How do the landlord and tenant deal with outstanding rent accrued during the Emergency Period?

The Act does not compel rent forgiveness or rent reduction, but appears to force the landlord and tenant to enter into a commercial arrangement (a payment plan) regarding the repayment of outstanding rent where the tenant was unable to meet its rent payment obligations during the Emergency Period due to the COVID-19 pandemic. The payment plan:

  • can extend beyond the Emergency End Date;
  • must account for any payment of fees, penalties or rent that the landlord was prohibited from charging and that has not been refunded to the tenant; and
  • amends the tenancy agreement to the extent necessary to give effect to such plan.

If the tenant fails to adhere to the payment plan after the Emergency End Date, the landlord shall have all remedies available to it under the tenancy agreement, as modified by the payment plan. 

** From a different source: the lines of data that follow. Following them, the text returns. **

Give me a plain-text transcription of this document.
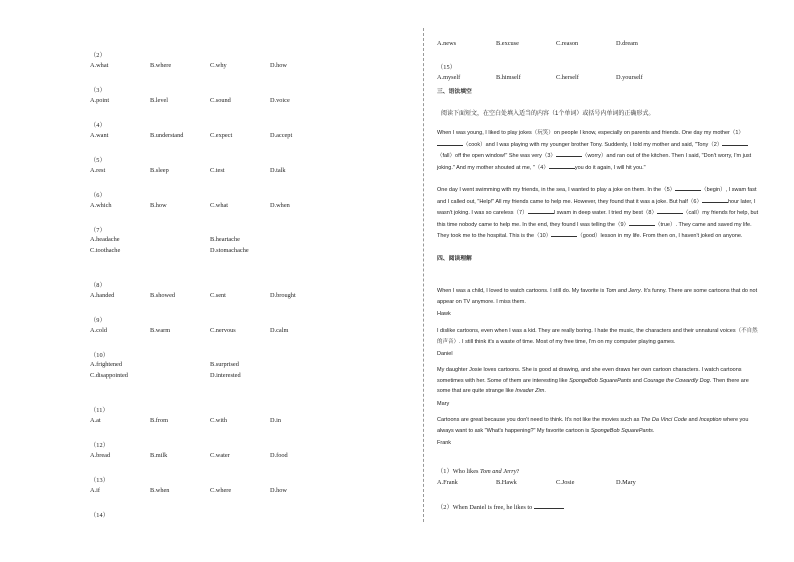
（2）
A.what	B.where	C.why	D.how
（3）
A.point	B.level	C.sound	D.voice
（4）
A.want	B.understand	C.expect	D.accept
（5）
A.rest	B.sleep	C.test	D.talk
（6）
A.which	B.how	C.what	D.when
（7）
A.headache	B.heartache
C.toothache	D.stomachache
（8）
A.handed	B.showed	C.sent	D.brought
（9）
A.cold	B.warm	C.nervous	D.calm
（10）
A.frightened	B.surprised
C.disappointed	D.interested
（11）
A.at	B.from	C.with	D.in
（12）
A.bread	B.milk	C.water	D.food
（13）
A.if	B.when	C.where	D.how
（14）
A.news	B.excuse	C.reason	D.dream
（15）
A.myself	B.himself	C.herself	D.yourself
三、语法填空
阅读下面短文，在空白处填入适当的内容（1个单词）或括号内单词的正确形式。
When I was young, I liked to play jokes（玩笑）on people I know, especially on parents and friends. One day my mother（1）（cook）and I was playing with my younger brother Tony. Suddenly, I told my mother and said, "Tony（2）（fall）off the open window!" She was very（3）	（worry）and ran out of the kitchen. Then I said, "Don't worry, I'm just joking." And my mother shouted at me, "（4）	you do it again, I will hit you."
One day I went swimming with my friends, in the sea, I wanted to play a joke on them. In the（5）	（begin）, I swam fast and I called out, "Help!" All my friends came to help me. However, they found that it was a joke. But half（6）	hour later, I wasn't joking. I was so careless（7）	I swam in deep water. I tried my best（8）	（call）my friends for help, but this time nobody came to help me. In the end, they found I was telling the（9）	（true）. They came and saved my life. They took me to the hospital. This is the（10）	（good）lesson in my life. From then on, I haven't joked on anyone.
四、阅读理解
When I was a child, I loved to watch cartoons. I still do. My favorite is Tom and Jerry. It's funny. There are some cartoons that do not appear on TV anymore. I miss them.
Hawk
I dislike cartoons, even when I was a kid. They are really boring. I hate the music, the characters and their unnatural voices（不自然的声音）. I still think it's a waste of time. Most of my free time, I'm on my computer playing games.
Daniel
My daughter Josie loves cartoons. She is good at drawing, and she even draws her own cartoon characters. I watch cartoons sometimes with her. Some of them are interesting like SpongeBob SquarePants and Courage the Cowardly Dog. Then there are some that are quite strange like Invader Zim.
Mary
Cartoons are great because you don't need to think. It's not like the movies such as The Da Vinci Code and Inception where you always want to ask "What's happening?" My favorite cartoon is SpongeBob SquarePants.
Frank
（1）Who likes Tom and Jerry?
A.Frank	B.Hawk	C.Josie	D.Mary
（2）When Daniel is free, he likes to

Query what happens if the landlord and the tenant are unable to agree to the terms of the payment plan.

Are there consequences for a breach of the Act?

A landlord who fails to comply with the provisions of the Act will be considered in substantial breach of the subject tenancy agreement and the tenant will be entitled to exercise all rights granted to the tenant under the tenancy agreement relating to substantial breach and any additional rights established by the regulations.

Although the Act grants broad powers regarding the scope of regulations that may be enacted, such powers do not include the power to create any offense for the breach of the Act.